- Hopoca Location within Mississippi Hopoca Location within the United States
- Coordinates: 32°50′03″N 89°30′23″W﻿ / ﻿32.83417°N 89.50639°W
- Country: United States
- State: Mississippi
- County: Leake
- Elevation: 397 ft (121 m)
- Time zone: UTC-6 (Central (CST))
- • Summer (DST): UTC-5 (CDT)
- Area codes: 601 & 769
- GNIS feature ID: 691942

= Hopoca, Mississippi =

Unincorporated community in Mississippi, US

Hopoca is an unincorporated community in Leake County, Mississippi, in the United States.

==History==
The etymology of Hopoca is unclear. According to one source, Hopoca is a Choctaw name likely meaning either "distant" or "one who picks or grazes". The community was founded in the 1830s by W. M. Hall, who moved to the area from Tennessee. A post office operated under the name Hopoca from 1894 to 1907.

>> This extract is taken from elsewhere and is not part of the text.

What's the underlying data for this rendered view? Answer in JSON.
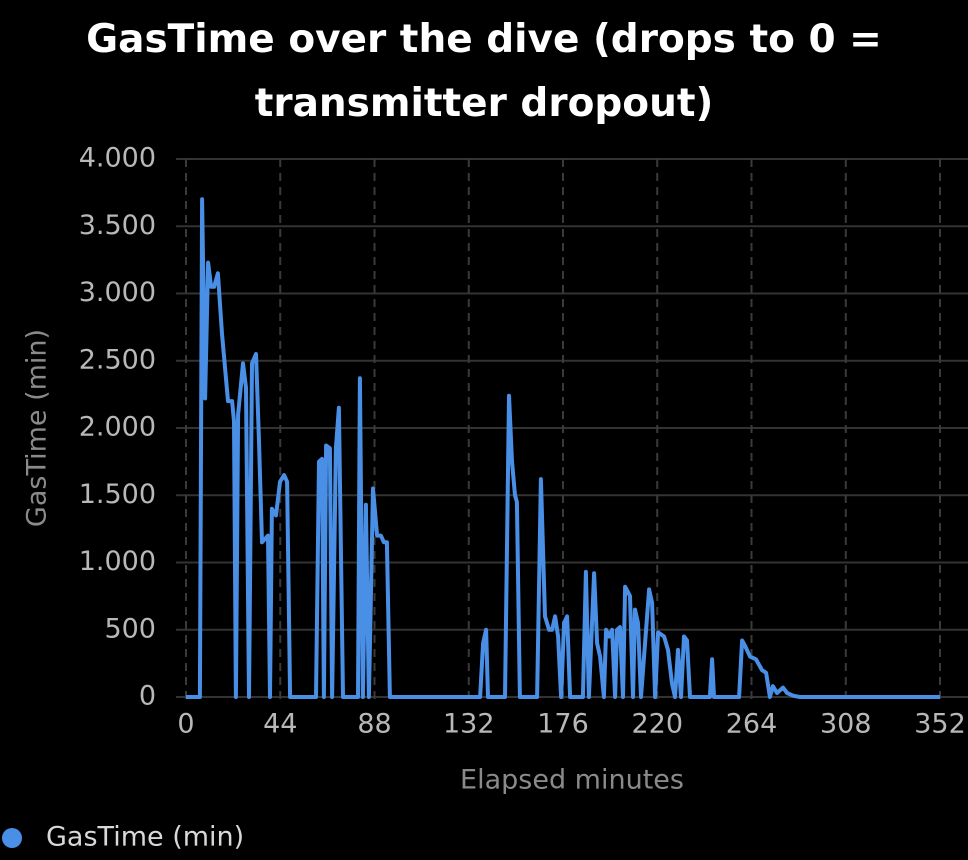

In 1842, the Choctaws Claim Commission met in Hopoca. The Commission was formed to disperse land after the Treaty of Dancing Rabbit Creek. Commissioners present included J.F.H. Claiborne, William M. Gwin and Charles Fisher (who was a former member of the United States House of Representatives from North Carolina and was serving as a land agent at the time).